LPM Aspirasi — Organisasi Pusat Perjuangan Mahasiswa untuk Pembebasan Nasional (Pembebasan) Kolektif Kota Ternate menyerukan pemilu rakyat miskin. Seruan itu disampaikan saat gelar demonstrasi pada Sabtu (15/4/2023) di depan Taman Nukila, dan Landmark Kota Ternate.
Aksi dimulai sekira pukul 14.00 WIT. Dari pantauan LPM Aspirasi, massa bentangkan spanduk bertuliskan “Jegal Neoliberalisme, Tolak UU Ciptaker dan Tolak Pemilu 2024”. Mereka juga bawa bendera serta poster berisi tuntutan.
Isra, Koordinator aksi mengatakan ditengah kondisi ekonomi rakyat yang dilanda kesulitan, wacana pemilu mulai digaungkan. Padahal masih satu tahun lagi. Namun partai borjuasi sudah berlomba-lomba meninggikan baliho.

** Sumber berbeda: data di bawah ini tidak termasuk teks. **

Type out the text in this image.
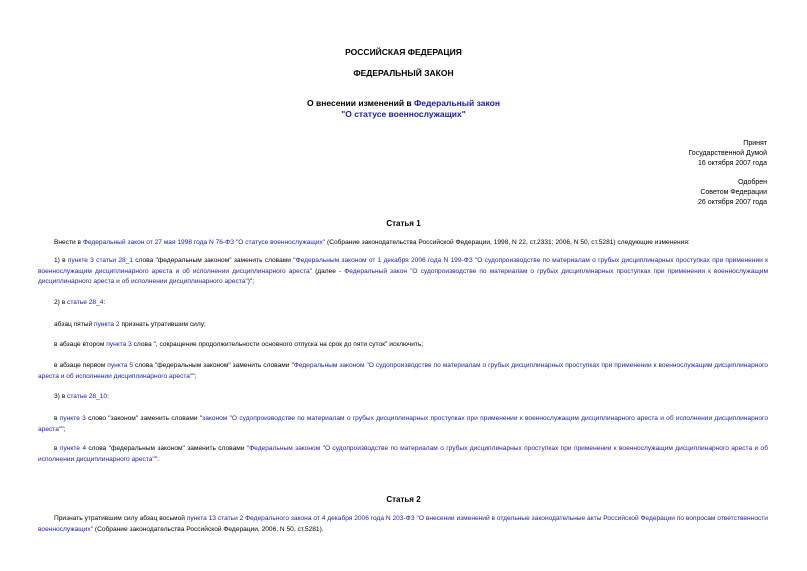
РОССИЙСКАЯ ФЕДЕРАЦИЯ
ФЕДЕРАЛЬНЫЙ ЗАКОН
О внесении изменений в Федеральный закон
"О статусе военнослужащих"
Принят
Государственной Думой
16 октября 2007 года
Одобрен
Советом Федерации
26 октября 2007 года
Статья 1
Внести в Федеральный закон от 27 мая 1998 года N 76-ФЗ "О статусе военнослужащих" (Собрание законодательства Российской Федерации, 1998, N 22, ст.2331; 2006, N 50, ст.5281) следующие изменения:
1) в пункте 3 статьи 28_1 слова "федеральным законом" заменить словами "Федеральным законом от 1 декабря 2006 года N 199-ФЗ "О судопроизводстве по материалам о грубых дисциплинарных проступках при применении к военнослужащим дисциплинарного ареста и об исполнении дисциплинарного ареста" (далее - Федеральный закон "О судопроизводстве по материалам о грубых дисциплинарных проступках при применении к военнослужащим дисциплинарного ареста и об исполнении дисциплинарного ареста")";
2) в статье 28_4:
абзац пятый пункта 2 признать утратившим силу;
в абзаце втором пункта 3 слова ", сокращение продолжительности основного отпуска на срок до пяти суток" исключить;
в абзаце первом пункта 5 слова "федеральным законом" заменить словами "Федеральным законом "О судопроизводстве по материалам о грубых дисциплинарных проступках при применении к военнослужащим дисциплинарного ареста и об исполнении дисциплинарного ареста"";
3) в статье 28_10:
в пункте 3 слово "законом" заменить словами "законом "О судопроизводстве по материалам о грубых дисциплинарных проступках при применении к военнослужащим дисциплинарного ареста и об исполнении дисциплинарного ареста"";
в пункте 4 слова "федеральным законом" заменить словами "Федеральным законом "О судопроизводстве по материалам о грубых дисциплинарных проступках при применении к военнослужащим дисциплинарного ареста и об исполнении дисциплинарного ареста"".
Статья 2
Признать утратившим силу абзац восьмой пункта 13 статьи 2 Федерального закона от 4 декабря 2006 года N 203-ФЗ "О внесении изменений в отдельные законодательные акты Российской Федерации по вопросам ответственности военнослужащих" (Собрание законодательства Российской Федерации, 2006, N 50, ст.5281).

Tak sedikit pula partai yang sudah berancang-ancang mendeklarasikan calon presiden yang akan diusungnya kelak. Mereka mulai adu janji. Ada juga yang adu meriah panggung musik, serta bagi-bagi kaos gratis.
“Ya, itulah suasana khas pemilu, layaknya hari besar yang perlu disambut dengan gegap gempita. Namun kenyataannya, pemilu di Indonesia tidak lebih dari sebuah “permen”, ia hanya penenang agar “si kecil” tidak menangis,” ketusnya.

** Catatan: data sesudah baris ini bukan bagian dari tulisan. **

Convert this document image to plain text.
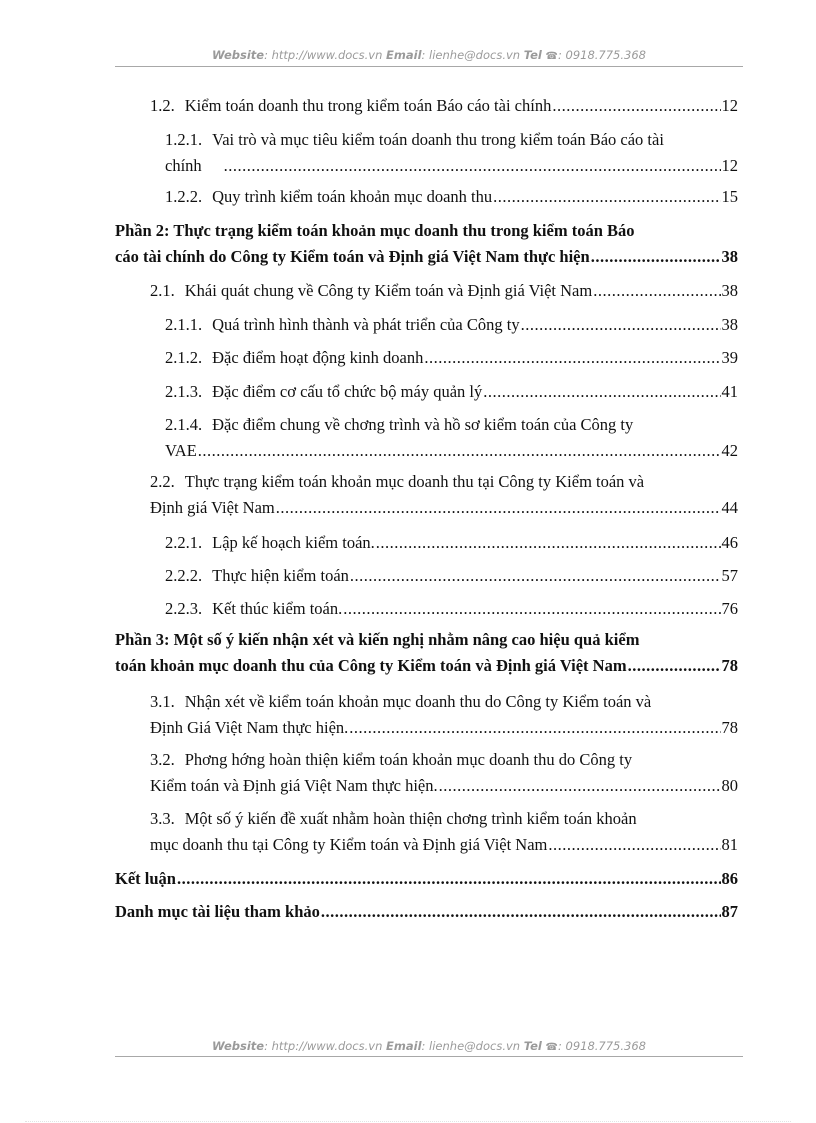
Website: http://www.docs.vn Email: lienhe@docs.vn Tel ☎: 0918.775.368
1.2. Kiểm toán doanh thu trong kiểm toán Báo cáo tài chính .....	12
1.2.1. Vai trò và mục tiêu kiểm toán doanh thu trong kiểm toán Báo cáo tài
chính .....	12
1.2.2. Quy trình kiểm toán khoản mục doanh thu .....	15
Phần 2: Thực trạng kiểm toán khoản mục doanh thu trong kiểm toán Báo
cáo tài chính do Công ty Kiểm toán và Định giá Việt Nam thực hiện .....	38
2.1. Khái quát chung về Công ty Kiểm toán và Định giá Việt Nam .....	38
2.1.1. Quá trình hình thành và phát triển của Công ty .....	38
2.1.2. Đặc điểm hoạt động kinh doanh .....	39
2.1.3. Đặc điểm cơ cấu tổ chức bộ máy quản lý .....	41
2.1.4. Đặc điểm chung về chơng trình và hồ sơ kiểm toán của Công ty
VAE .....	42
2.2. Thực trạng kiểm toán khoản mục doanh thu tại Công ty Kiểm toán và
Định giá Việt Nam .....	44
2.2.1. Lập kế hoạch kiểm toán. .....	46
2.2.2. Thực hiện kiểm toán .....	57
2.2.3. Kết thúc kiểm toán. .....	76
Phần 3: Một số ý kiến nhận xét và kiến nghị nhằm nâng cao hiệu quả kiểm
toán khoản mục doanh thu của Công ty Kiểm toán và Định giá Việt Nam .....	78
3.1. Nhận xét về kiểm toán khoản mục doanh thu do Công ty Kiểm toán và
Định Giá Việt Nam thực hiện. .....	78
3.2. Phơng hớng hoàn thiện kiểm toán khoản mục doanh thu do Công ty
Kiểm toán và Định giá Việt Nam thực hiện. .....	80
3.3. Một số ý kiến đề xuất nhằm hoàn thiện chơng trình kiểm toán khoản
mục doanh thu tại Công ty Kiểm toán và Định giá Việt Nam .....	81
Kết luận .....	86
Danh mục tài liệu tham khảo .....	87
Website: http://www.docs.vn Email: lienhe@docs.vn Tel ☎: 0918.775.368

Kata dia pemilu hanya buat rakyat Indonesia lupakan persoalan mendasar. Persoalan sehari-hari yang di hadapi di pabrik, di kampus, di jalanan. Rakyat Indonesia dipaksa bergembira bersama janji-janji para partai borjuasi namun semuanya omong kosong. Ini senjata yang ampuh bagi para elit politik borjuasi untuk menaklukan rakyat miskin.

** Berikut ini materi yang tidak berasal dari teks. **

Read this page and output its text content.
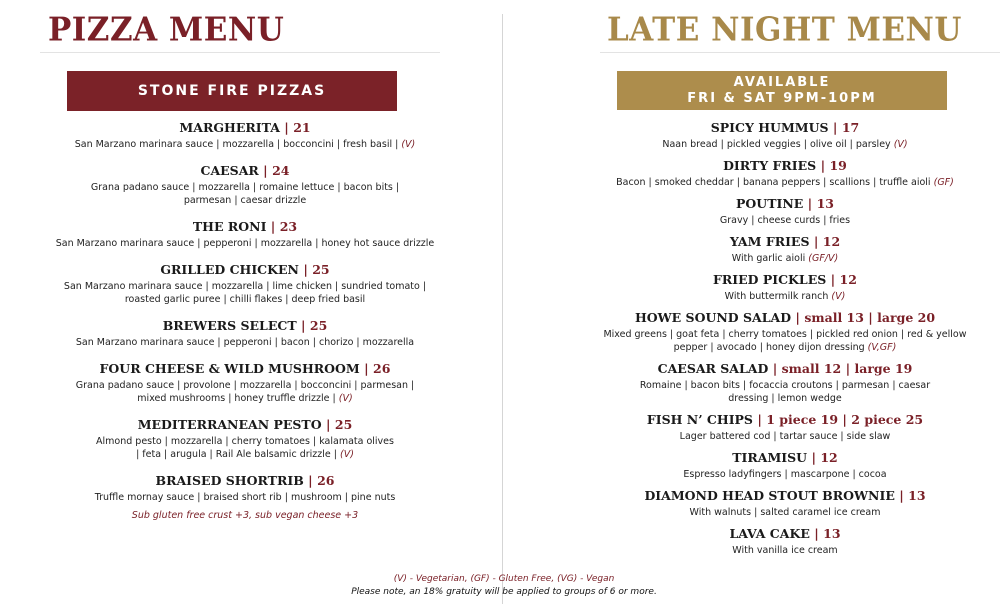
PIZZA MENU
STONE FIRE PIZZAS
MARGHERITA | 21
San Marzano marinara sauce | mozzarella | bocconcini | fresh basil | (V)
CAESAR | 24
Grana padano sauce | mozzarella | romaine lettuce | bacon bits | parmesan | caesar drizzle
THE RONI | 23
San Marzano marinara sauce | pepperoni | mozzarella | honey hot sauce drizzle
GRILLED CHICKEN | 25
San Marzano marinara sauce | mozzarella | lime chicken | sundried tomato | roasted garlic puree | chilli flakes | deep fried basil
BREWERS SELECT | 25
San Marzano marinara sauce | pepperoni | bacon | chorizo | mozzarella
FOUR CHEESE & WILD MUSHROOM | 26
Grana padano sauce | provolone | mozzarella | bocconcini | parmesan | mixed mushrooms | honey truffle drizzle | (V)
MEDITERRANEAN PESTO | 25
Almond pesto | mozzarella | cherry tomatoes | kalamata olives | feta | arugula | Rail Ale balsamic drizzle | (V)
BRAISED SHORTRIB | 26
Truffle mornay sauce | braised short rib | mushroom | pine nuts
Sub gluten free crust +3, sub vegan cheese +3
LATE NIGHT MENU
AVAILABLE
FRI & SAT 9PM-10PM
SPICY HUMMUS | 17
Naan bread | pickled veggies | olive oil | parsley (V)
DIRTY FRIES | 19
Bacon | smoked cheddar | banana peppers | scallions | truffle aioli (GF)
POUTINE | 13
Gravy | cheese curds | fries
YAM FRIES | 12
With garlic aioli (GF/V)
FRIED PICKLES | 12
With buttermilk ranch (V)
HOWE SOUND SALAD | small 13 | large 20
Mixed greens | goat feta | cherry tomatoes | pickled red onion | red & yellow pepper | avocado | honey dijon dressing (V,GF)
CAESAR SALAD | small 12 | large 19
Romaine | bacon bits | focaccia croutons | parmesan | caesar dressing | lemon wedge
FISH N’ CHIPS | 1 piece 19 | 2 piece 25
Lager battered cod | tartar sauce | side slaw
TIRAMISU | 12
Espresso ladyfingers | mascarpone | cocoa
DIAMOND HEAD STOUT BROWNIE | 13
With walnuts | salted caramel ice cream
LAVA CAKE | 13
With vanilla ice cream
(V) - Vegetarian, (GF) - Gluten Free, (VG) - Vegan
Please note, an 18% gratuity will be applied to groups of 6 or more.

“Rakyat miskin dilihat tidak lebih dari sebuah selembar kertas yang akan mengisi kotak suara. Para elit politik hanya akan sibuk memastikan kampanyenya berjalan dan memastikan saingannya tidak melampauinya,” ungkap Isra.
Isra bilang, dalam pemilu borjuasi, tidak ada ruang bagi kelompok miskin. Hal yang lebih buruk elit menggunakan frasa pesta demokrasi. Padahal jelas pemilu macam ini tidak demokratis.
“Dalam makna yang sempit sekalipun, pemilu yang berulang kali terjadi di Indonesia tidaklah demokratis. Pemilu yang secara sistematis melalui regulasi membatasi kelompok miskin berpartisipasi secara leluasa,” tegasnya.
Menurut dia, hanya kelompok pemodal yang mampu mendirikan partai politik untuk diikutsertakan pada pemilu. Persoalan itu jelas menunjukan pemilu tidak mampu jadi representasi rakyat Indonesia.
“Sebab di dalamnya hanya berisikan kaum borjuasi yang kerjanya hanya ongkang-ongkang kaki di atas penderitaan rakyat,” ungkap Isra.
Pemilu Rakyat Miskin, kata Isra jadi diksi yang mereka ambil sebagai bentuk penolakan terhadap kontestasi pemilu borjuasi 2024. Mereka menganggap pemilu 2024, sama seperti pemilu sebelumnya yang jadi ajang kelas penguasa untuk membagi-bagi kue kekuasaan.
“Tidak ada keterlibatan rakyat secara aktif melainkan sederet angka yang disebut sebagai pemilih. Sehingga ajang ini hanya ajang untuk mempertahankan atau memindahkan kekuasaan di antara para penindas,” terangnya.
Pemilu Rakyat Miskin, bagi Isra dan teman-temannya jadi ide tandingan dari pemilu borjuasi. Ide ini menjadikan rakyat sebagai pengambil peranan penting dalam menentukan representasi serta arah kebijakan ekonomi dan politiknya sendiri. Rakyat miliki kedaulatan dalam lini produksi paling esensial. Juga berdaulat dalam sumber daya alam. Tujuannya agar rakyat dapat memanfaatkan secara bijak, seiring dengan alam dan lingkungan.
“Kalau ini sulit, maka kami memilih untuk tidak memilih, karena tidak mimilih merupakan hak asasi,” tegas Isra.